Local real-estate broker Eva Daniels, who helped the men sign the 10-year lease with building owner Juan Lopez, said she had no idea the site was slated for redevelopment.

“I’m really shocked,” said Daniels. “We asked questions. [Lopez] did tell me about BAM wanting to buy the building, and that he was renting it because they couldn’t agree on a price.”

Lopez did not respond to repeated requests for comment.

The city plan for the “cultural district” calls for BAM to anchor an artistic community that would serve as a counterweight to Lincoln Center. In February, the city requested proposals for a building that would house Dancespace Project, ground-floor retails and 150 units of housing, many of them affordable.

The development would occupy both the Amber site as well as the home of the financial information firm, Track Data Corp, which employs 150 people nearby.

But city officials maintain that adequate public notice of the eminent domain plan was given.

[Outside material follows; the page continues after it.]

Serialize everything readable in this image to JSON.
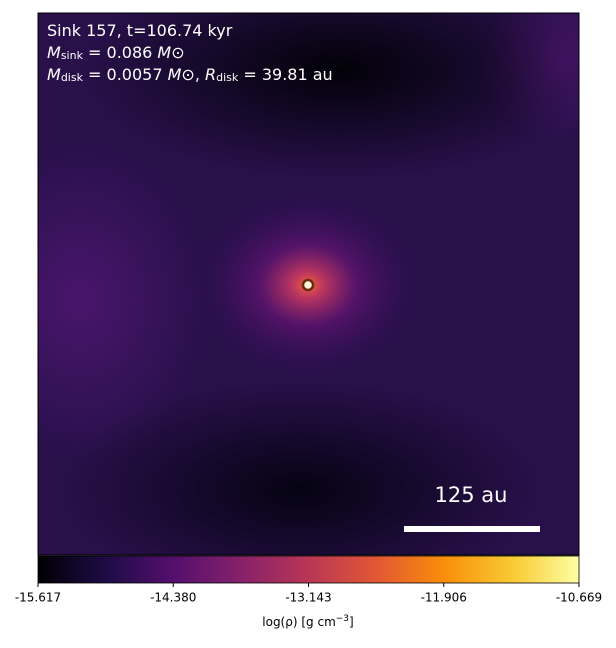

“In 2004, all the affected landowners were informed of the potential of their buildings being taken,” said Seth Donlin, a spokesman for the Department of Housing Preservation and Development. “So [Lopez] … has known about the possibility since 2004.”

The city held a public hearing about the eminent domain process on May 22.

Joe Chan, president of the Downtown Brooklyn Partnership, the quasi-governmental agency overseeing development in the area, said the seizure of the site was necessary to the borough’s growth.

“The mixed-use building will house the city’s first contemporary choreographic center and will provide affordable work and performance space for dance companies and individual artists — many of whom are Brooklyn residents,” Chan said in a statement. “In addition, the new project will create at least 150 units of new housing — half of which will be affordable to low- and moderate-income families.”